What is the best goal you have witnessed Sportsmail experts recall their favourites
21:38 GMT, 30 March 2012
In the wake of Peter Crouch's astonishing strike against Stoke, Sportsmail experts select the best goals they have ever witnessed. Why not comment below with suggestions of your own
Steven Gerrard, Liverpool 3-3 West Ham (3-1p) 2006 FA Cup final
I’ve got to be honest, when the ball dropped to Stevie my first thought was, ‘Don’t shoot!’ Thank God he did!
I was actually standing on the edge of the West Ham box, as I had gone up for what I thought would be our last attack and can remember watching the ball speed past me before flying into the net.
It was the sweetest strike I have ever seen and it perfectly illustrated Steven’s talent. The best goals, I feel, are the ones that make a difference to the biggest games and that ticked every box.

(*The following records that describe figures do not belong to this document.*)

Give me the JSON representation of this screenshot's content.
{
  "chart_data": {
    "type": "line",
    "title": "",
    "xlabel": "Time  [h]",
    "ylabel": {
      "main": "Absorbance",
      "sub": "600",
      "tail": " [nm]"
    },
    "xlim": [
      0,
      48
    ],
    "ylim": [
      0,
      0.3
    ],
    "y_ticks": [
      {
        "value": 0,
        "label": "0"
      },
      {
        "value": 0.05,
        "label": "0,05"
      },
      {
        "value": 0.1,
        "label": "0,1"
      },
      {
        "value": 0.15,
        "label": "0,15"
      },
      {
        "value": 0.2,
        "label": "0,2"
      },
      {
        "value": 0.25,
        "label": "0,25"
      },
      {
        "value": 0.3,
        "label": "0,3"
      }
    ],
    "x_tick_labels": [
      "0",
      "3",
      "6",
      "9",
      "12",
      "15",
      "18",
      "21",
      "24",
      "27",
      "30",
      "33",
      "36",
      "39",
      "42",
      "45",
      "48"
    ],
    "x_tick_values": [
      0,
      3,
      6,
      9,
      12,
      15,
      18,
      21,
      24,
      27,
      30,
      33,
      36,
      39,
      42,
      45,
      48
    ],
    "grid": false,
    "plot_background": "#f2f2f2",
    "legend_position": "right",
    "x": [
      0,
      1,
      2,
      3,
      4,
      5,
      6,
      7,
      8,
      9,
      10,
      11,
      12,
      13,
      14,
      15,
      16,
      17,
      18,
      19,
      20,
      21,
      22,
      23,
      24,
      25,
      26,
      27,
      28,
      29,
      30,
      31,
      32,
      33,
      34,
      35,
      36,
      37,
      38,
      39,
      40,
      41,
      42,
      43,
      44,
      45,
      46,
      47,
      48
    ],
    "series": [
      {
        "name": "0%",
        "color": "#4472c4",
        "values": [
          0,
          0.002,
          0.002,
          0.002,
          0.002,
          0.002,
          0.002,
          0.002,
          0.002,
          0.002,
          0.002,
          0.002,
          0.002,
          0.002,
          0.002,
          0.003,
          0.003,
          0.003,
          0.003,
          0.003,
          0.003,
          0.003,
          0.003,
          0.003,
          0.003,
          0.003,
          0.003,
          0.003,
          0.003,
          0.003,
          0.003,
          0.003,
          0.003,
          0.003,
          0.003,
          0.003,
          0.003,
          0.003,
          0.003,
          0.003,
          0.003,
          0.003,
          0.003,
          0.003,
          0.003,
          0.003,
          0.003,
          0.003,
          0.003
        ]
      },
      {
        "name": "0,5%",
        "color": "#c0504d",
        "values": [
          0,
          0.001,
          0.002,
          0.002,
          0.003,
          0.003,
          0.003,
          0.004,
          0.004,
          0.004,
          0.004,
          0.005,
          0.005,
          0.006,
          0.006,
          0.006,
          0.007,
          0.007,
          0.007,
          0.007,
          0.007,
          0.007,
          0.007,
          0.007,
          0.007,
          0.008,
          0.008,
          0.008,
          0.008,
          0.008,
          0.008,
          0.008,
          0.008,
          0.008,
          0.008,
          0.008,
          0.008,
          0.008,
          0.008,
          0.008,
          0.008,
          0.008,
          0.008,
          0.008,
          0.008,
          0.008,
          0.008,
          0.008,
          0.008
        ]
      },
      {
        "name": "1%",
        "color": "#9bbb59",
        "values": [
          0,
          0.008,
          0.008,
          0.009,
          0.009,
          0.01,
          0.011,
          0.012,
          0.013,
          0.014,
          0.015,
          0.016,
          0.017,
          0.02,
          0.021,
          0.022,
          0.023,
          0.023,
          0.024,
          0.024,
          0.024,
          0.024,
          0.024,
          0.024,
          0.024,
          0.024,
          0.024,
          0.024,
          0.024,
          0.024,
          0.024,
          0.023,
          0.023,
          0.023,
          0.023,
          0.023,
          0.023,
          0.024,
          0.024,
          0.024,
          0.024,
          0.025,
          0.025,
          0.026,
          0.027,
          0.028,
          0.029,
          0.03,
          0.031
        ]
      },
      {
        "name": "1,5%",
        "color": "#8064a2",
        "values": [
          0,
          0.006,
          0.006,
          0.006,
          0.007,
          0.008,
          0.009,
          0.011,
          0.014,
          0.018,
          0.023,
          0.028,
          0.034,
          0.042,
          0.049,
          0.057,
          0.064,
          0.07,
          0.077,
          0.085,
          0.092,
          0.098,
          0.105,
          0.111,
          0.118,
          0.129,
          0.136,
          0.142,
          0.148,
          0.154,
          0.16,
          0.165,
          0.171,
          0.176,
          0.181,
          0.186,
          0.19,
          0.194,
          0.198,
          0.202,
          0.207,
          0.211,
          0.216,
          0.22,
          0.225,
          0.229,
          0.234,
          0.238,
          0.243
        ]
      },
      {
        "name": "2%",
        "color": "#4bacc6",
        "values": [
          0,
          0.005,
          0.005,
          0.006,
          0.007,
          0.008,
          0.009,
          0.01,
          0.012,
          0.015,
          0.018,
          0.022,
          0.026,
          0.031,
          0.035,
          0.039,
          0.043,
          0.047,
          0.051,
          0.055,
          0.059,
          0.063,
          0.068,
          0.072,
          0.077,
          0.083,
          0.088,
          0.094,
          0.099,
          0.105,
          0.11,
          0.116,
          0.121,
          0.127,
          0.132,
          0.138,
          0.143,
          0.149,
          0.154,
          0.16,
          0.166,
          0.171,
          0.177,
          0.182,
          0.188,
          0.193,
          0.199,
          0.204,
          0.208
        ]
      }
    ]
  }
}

Marco van Basten, Soviet Union 0-2 Holland, Euro 1988 final
An unbelievable goal. Even having the audacity to try it from that angle is incredible. As a defender, you just have to admit there is nothing you can do.
I saw Dennis Bergkamp hit goals like that in training. The fact it was at a major championship makes it even better. Van Basten’s goal was the sort that makes you think: ‘Wow, how can I play against that’
Lionel Messi, Real Madrid 0-2 Barcelona, 2011 Champions League semi-final, first leg
Johnny Metgod’s thunderbolt free-kick for Nottingham Forest against West Ham lodged in my memory for many years. For some reason, I was behind the goal as it crashed into the roof of the net and had never seen a football travel so fast.
Then last year I witnessed Lionel Messi’s snake-hipped slalom in the Bernabeu, dripping in technical brilliance yet delivered in the most intense atmosphere imaginable. It has displaced Hotshot Johnny at the top of my list.
Diego Maradona, Argentina 2-1 England, 1986 World Cup quarter-final
The Foot (as opposed to Hand) of God goal by Diego Maradona against England in Mexico 86.
In the context of a big World Cup tie against what was at the time a competitive opponent, this was not only genius beyond belief but a masterpiece delivered under pressure.
All Diego Armando had to do was swerve, sprint and evade most of the players in one of the best defences in the world and then flip the ball past one of the best goalkeepers in the tournament.
Esteban Cambiasso, Argentina 6-0 Serbia and Montenegro, 2006 World Cup first round
There were 23 passes before Hernan Crespo backheeled the ball into the path of Esteban Cambiasso, who drove it high into the net. There is an unwritten rule regarding press-box etiquette. You don’t clap. I broke it that day.
Luis Garcia, Liverpool 2-1 Juventus, 2005 Champions League quarter-final, first leg
Scoring didn’t even appear an option but he unleashed an outrageous 30-yard, left-foot half-volley that raced and dipped past Gianluigi Buffon into the net.
As Andy Townsend said in his ITV commentary: ‘That’s 32million-worth of goalkeeper and he can’t do a thing about it!’